New outbreaks of bird flu are causing concern in Asia. Since the beginning of the year, there have been new bird flu cases in Thailand, Vietnam, and China. Indonesian authorities stepped up a bird eradication plan, while the United Nations in Thailand and health officials in Washington provided testimony about the serious implications of avian flu for humans. Voice of America's Dave DeForest has more.
Indonesian authorities slaughtered thousands of chickens and pet birds in an effort to halt the spread of bird flu that killed five people in the country in two weeks. There are an estimated 350 million backyard chickens in Indonesia.
In Bangkok, officials from the United Nations Food and Agriculture Organization (FAO) worry about a spike in bird flu, but the FAO's Laurence Gleeson says the latest outbreak is not as serious as that of 2004. "Where the virus is occurring certainly in mainland southeast Asia, I would say that the outbreaks are under control, in the sense that if they do occur, the resources are there to deal with them."

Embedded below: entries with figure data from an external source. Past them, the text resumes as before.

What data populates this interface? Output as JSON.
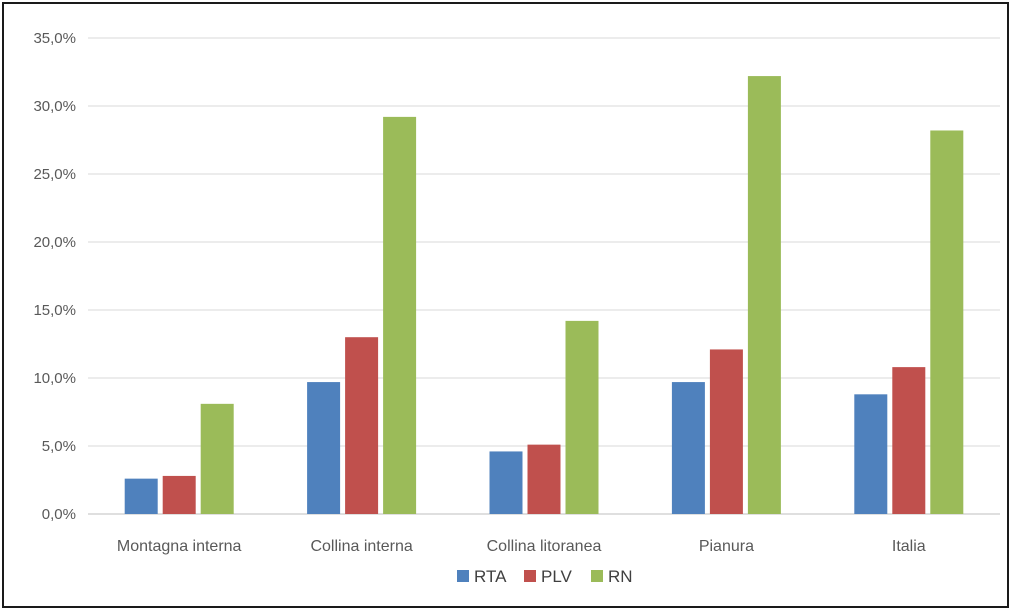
{
  "chart_data": {
    "type": "bar",
    "title": "",
    "xlabel": "",
    "ylabel": "",
    "categories": [
      "Montagna interna",
      "Collina interna",
      "Collina litoranea",
      "Pianura",
      "Italia"
    ],
    "series": [
      {
        "name": "RTA",
        "color": "#4f81bd",
        "values": [
          2.6,
          9.7,
          4.6,
          9.7,
          8.8
        ]
      },
      {
        "name": "PLV",
        "color": "#c0504d",
        "values": [
          2.8,
          13.0,
          5.1,
          12.1,
          10.8
        ]
      },
      {
        "name": "RN",
        "color": "#9bbb59",
        "values": [
          8.1,
          29.2,
          14.2,
          32.2,
          28.2
        ]
      }
    ],
    "ylim": [
      0,
      35
    ],
    "yticks": [
      0,
      5,
      10,
      15,
      20,
      25,
      30,
      35
    ],
    "ytick_labels": [
      "0,0%",
      "5,0%",
      "10,0%",
      "15,0%",
      "20,0%",
      "25,0%",
      "30,0%",
      "35,0%"
    ],
    "grid": true,
    "legend_position": "bottom-center",
    "gridline_color": "#d9d9d9",
    "axis_color": "#bfbfbf"
  }
}
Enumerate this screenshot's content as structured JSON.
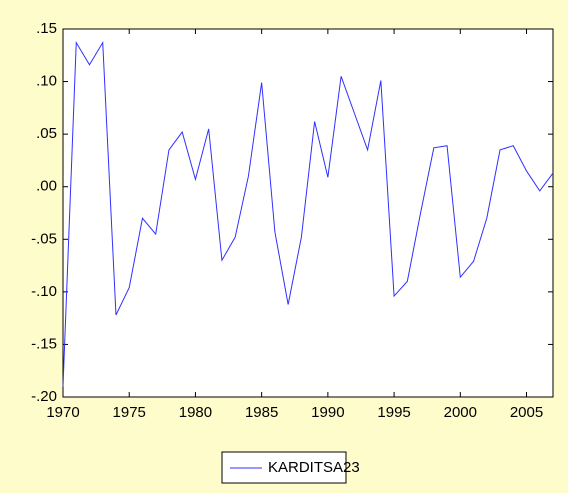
{
  "chart_data": {
    "type": "line",
    "x": [
      1970,
      1971,
      1972,
      1973,
      1974,
      1975,
      1976,
      1977,
      1978,
      1979,
      1980,
      1981,
      1982,
      1983,
      1984,
      1985,
      1986,
      1987,
      1988,
      1989,
      1990,
      1991,
      1992,
      1993,
      1994,
      1995,
      1996,
      1997,
      1998,
      1999,
      2000,
      2001,
      2002,
      2003,
      2004,
      2005,
      2006,
      2007
    ],
    "series": [
      {
        "name": "KARDITSA23",
        "color": "#3030ff",
        "values": [
          -0.19,
          0.137,
          0.116,
          0.137,
          -0.122,
          -0.096,
          -0.03,
          -0.045,
          0.035,
          0.052,
          0.007,
          0.055,
          -0.07,
          -0.048,
          0.01,
          0.099,
          -0.043,
          -0.112,
          -0.048,
          0.062,
          0.009,
          0.105,
          0.07,
          0.035,
          0.101,
          -0.104,
          -0.09,
          -0.025,
          0.037,
          0.039,
          -0.086,
          -0.071,
          -0.03,
          0.035,
          0.039,
          0.015,
          -0.004,
          0.013
        ]
      }
    ],
    "xlim": [
      1970,
      2007
    ],
    "xticks": [
      1970,
      1975,
      1980,
      1985,
      1990,
      1995,
      2000,
      2005
    ],
    "ylim": [
      -0.2,
      0.15
    ],
    "yticks": [
      {
        "value": -0.2,
        "label": "-.20"
      },
      {
        "value": -0.15,
        "label": "-.15"
      },
      {
        "value": -0.1,
        "label": "-.10"
      },
      {
        "value": -0.05,
        "label": "-.05"
      },
      {
        "value": 0,
        "label": ".00"
      },
      {
        "value": 0.05,
        "label": ".05"
      },
      {
        "value": 0.1,
        "label": ".10"
      },
      {
        "value": 0.15,
        "label": ".15"
      }
    ],
    "legend": "bottom"
  }
}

Avian flu concerns health officials because of its potential for pandemic. In Washington, a Congressional panel heard testimony about bird flu from the Director of the Centers for Disease Control, Dr. Julie Gerberding. "When we have seasonal flu, the mortality rate is certainly less than three percent. We're talking here about a virus, that when it does affect people, has a mortality rate of greater than fifty percent. So that is, in and of itself, a reason for great concern. But more importantly, people do not have any immunity to the H5(N1) virus. So we have to assume that basically everyone in the world is susceptible."
Bird flu remains hard for humans to catch, but experts fear it may mutate into a more contagious form.